— По-моему тебе надо лечиться. — выдаю я, дослушав.
— Скажу больше: когда есть те, кто хочет быть обманут, всегда найдутся те, кто будет обманывать. Одно притягивает другое. А целенаправленное внушение, тщательная обработка каждого человека — единственный способ спастись. — как бы невзначай добавляет Аарон Селестайн и призадумывается. — Я знаю, ты понимаешь это, как никто другой. Ведь мы похожи.
— Нет. — отрицаю я. — Не похожи.
Но Аарон Селестайн как будто меня не слышит и настаивает на своем.
— Порознь — слабые. — молвит она. — Сильные — всегда единое целое, как ты с Люком. Ты держишься его, а он не может без тебя…
— Хватит! — прошу я, чувствуя легкое головокружение. Наверно, жидкость, которою ввел мне Фрэнк, начинает действовать. — Вы обманываете всех, и, прежде всего, саму себя! Вы не замечаете, что люди страдают, гибнут… Вы — нелюди! Все здесь! У вас нет ничего человеческого! Как оправдаете сотни невинных жертв?

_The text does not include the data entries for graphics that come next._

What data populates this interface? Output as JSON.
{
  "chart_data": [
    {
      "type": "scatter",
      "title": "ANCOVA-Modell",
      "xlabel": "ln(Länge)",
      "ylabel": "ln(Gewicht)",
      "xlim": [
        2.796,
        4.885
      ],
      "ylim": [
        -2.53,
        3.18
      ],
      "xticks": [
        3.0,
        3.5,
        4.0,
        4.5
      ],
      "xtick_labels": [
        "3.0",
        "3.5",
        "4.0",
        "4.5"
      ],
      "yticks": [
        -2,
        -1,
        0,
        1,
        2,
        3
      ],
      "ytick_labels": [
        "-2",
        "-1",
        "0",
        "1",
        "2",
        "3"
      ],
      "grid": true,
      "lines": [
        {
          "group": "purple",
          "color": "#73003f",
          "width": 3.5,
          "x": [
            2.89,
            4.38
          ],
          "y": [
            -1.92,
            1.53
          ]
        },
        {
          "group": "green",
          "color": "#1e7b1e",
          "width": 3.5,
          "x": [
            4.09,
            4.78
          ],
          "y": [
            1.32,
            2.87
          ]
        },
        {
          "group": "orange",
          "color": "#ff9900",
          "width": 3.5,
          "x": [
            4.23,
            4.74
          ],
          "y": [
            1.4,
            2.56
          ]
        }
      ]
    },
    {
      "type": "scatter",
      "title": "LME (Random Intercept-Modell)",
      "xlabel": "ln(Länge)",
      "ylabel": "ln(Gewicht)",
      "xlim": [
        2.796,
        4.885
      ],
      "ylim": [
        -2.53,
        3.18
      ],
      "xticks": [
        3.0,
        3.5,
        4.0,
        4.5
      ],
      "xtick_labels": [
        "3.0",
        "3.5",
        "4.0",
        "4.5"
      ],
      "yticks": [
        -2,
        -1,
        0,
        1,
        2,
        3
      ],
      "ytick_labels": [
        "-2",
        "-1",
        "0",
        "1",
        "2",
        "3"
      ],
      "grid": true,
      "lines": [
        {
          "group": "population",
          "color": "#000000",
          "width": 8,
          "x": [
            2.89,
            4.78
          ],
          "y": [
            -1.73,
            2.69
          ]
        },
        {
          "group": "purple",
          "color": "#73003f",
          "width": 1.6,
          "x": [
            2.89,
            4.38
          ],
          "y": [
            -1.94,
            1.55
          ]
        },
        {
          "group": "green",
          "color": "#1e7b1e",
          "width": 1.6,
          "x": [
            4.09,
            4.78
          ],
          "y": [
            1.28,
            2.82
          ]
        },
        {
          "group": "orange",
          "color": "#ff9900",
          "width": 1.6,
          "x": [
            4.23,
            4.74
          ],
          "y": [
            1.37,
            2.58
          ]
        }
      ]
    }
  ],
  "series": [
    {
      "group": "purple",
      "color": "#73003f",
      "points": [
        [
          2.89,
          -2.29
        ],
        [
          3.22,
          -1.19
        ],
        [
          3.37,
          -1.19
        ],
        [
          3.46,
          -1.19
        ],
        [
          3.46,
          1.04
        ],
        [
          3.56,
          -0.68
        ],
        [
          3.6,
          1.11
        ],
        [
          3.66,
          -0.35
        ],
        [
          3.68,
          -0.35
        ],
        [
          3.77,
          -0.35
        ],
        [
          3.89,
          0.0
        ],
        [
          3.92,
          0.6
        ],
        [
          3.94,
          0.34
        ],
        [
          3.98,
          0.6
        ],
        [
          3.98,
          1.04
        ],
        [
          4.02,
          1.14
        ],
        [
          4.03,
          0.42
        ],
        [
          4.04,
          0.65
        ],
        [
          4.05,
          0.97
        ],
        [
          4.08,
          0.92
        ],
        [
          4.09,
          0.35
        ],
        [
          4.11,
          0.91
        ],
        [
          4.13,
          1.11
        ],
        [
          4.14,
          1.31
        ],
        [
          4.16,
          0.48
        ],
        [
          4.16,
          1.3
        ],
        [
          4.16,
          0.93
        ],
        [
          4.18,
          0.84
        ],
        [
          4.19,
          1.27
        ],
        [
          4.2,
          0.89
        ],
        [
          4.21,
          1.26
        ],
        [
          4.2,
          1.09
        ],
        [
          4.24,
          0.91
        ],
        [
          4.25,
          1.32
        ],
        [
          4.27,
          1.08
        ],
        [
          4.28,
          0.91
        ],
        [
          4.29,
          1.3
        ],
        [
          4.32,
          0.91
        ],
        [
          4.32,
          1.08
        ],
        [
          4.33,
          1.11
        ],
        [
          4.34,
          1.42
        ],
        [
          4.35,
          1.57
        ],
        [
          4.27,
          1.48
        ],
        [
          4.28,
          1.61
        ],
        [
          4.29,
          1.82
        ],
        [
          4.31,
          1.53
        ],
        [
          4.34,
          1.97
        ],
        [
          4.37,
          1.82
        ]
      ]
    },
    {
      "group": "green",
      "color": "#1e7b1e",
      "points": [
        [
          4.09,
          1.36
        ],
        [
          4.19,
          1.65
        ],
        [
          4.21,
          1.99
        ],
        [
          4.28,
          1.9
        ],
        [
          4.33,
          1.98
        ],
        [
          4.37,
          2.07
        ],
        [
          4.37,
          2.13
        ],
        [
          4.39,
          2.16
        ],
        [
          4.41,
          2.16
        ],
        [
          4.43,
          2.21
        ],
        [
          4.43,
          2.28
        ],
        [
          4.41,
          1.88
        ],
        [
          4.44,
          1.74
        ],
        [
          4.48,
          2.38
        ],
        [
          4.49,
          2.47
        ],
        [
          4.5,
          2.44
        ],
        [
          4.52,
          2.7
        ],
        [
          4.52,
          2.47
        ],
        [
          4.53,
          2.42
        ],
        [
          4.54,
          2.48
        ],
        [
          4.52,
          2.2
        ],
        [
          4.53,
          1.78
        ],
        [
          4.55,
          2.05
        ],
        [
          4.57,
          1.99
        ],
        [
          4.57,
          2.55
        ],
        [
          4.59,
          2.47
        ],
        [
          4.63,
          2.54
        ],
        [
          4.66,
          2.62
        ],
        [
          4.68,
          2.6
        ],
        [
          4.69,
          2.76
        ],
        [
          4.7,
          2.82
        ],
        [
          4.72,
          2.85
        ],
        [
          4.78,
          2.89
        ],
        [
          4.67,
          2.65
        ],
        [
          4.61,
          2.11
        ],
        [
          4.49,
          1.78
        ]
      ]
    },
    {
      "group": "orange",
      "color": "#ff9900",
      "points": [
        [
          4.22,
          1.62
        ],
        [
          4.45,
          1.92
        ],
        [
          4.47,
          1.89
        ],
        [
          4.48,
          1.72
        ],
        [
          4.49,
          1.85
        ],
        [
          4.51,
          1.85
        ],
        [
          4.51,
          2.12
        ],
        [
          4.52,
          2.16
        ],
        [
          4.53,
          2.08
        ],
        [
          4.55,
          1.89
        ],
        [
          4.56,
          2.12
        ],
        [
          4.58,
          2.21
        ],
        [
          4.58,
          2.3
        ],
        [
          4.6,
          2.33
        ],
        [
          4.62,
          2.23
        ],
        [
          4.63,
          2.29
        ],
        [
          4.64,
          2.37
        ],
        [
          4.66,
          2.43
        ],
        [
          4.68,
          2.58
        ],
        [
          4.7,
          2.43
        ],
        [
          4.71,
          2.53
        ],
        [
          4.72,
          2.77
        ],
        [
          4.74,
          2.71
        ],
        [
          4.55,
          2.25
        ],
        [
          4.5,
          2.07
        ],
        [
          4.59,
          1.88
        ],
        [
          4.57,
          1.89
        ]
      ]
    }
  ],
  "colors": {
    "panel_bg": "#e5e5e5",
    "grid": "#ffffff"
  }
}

Лицо Аарон Селестайн смягчается. Похоже, ей понравился мой вопрос. Она кладет руки на колени, скрестив длинные тонкие пальцы, и самодовольно улыбается.
— В некотором роде единство нации не так важно, когда она не чиста и кишит различными уродами. — просто говорит она. — Ты ведь знаешь, что происходит с животным, когда у него полно глистов. Организм истощается. Вскоре брюхо лопается от расплодившихся паразитов. В конце концов, животное подыхает. То же самое происходит с государством. «Старый» мир был переполнен паразитами, и от них не избавлялись. Они жалели слабых, а ведь всякие уроды плодились больше всех. Тупоголовые выродки производили таких же тупоголовых выродков, отравляя этим второсортным шлаком и отходами всю нацию. Некоторые не могли ни писать, ни читать, но умели плодиться. Разве это не отвратительно?! Слабоумные и необузданные… — нажимает Селестайн. — Впрочем, именно такие были нужны власти. Не умеющие самостоятельно думать… Что они могли решать? Ничего. Разве они могли за что-то бороться? Сочинять и отстаивать свои идеи? Нет! — тянет Селестайн. — Зато они с радостью делали то, что им говорили. Служили отличным пушечным мясом и обогащали тех, кто был ненамного, но умнее этих безмозглых болванов. — изрекает Аарон Селестайн так, как будто смакует каждое слово. — «Старый» мир заслужил наказания. Я не сомневаюсь. А знаешь, что отвратительней? В «старом» мире не избавлялись от инвалидов. От этих мерзких, вызывающих жалость и отвращение, существ.
— Но вы решили все исправить? — разочаровано бросаю я, вспомнив о программе «Элиминация», и о мальчике за Дугой, и о выродках на охоте. На миг мне искренне становиться их жаль, они не виноваты в том, что с ними сделали.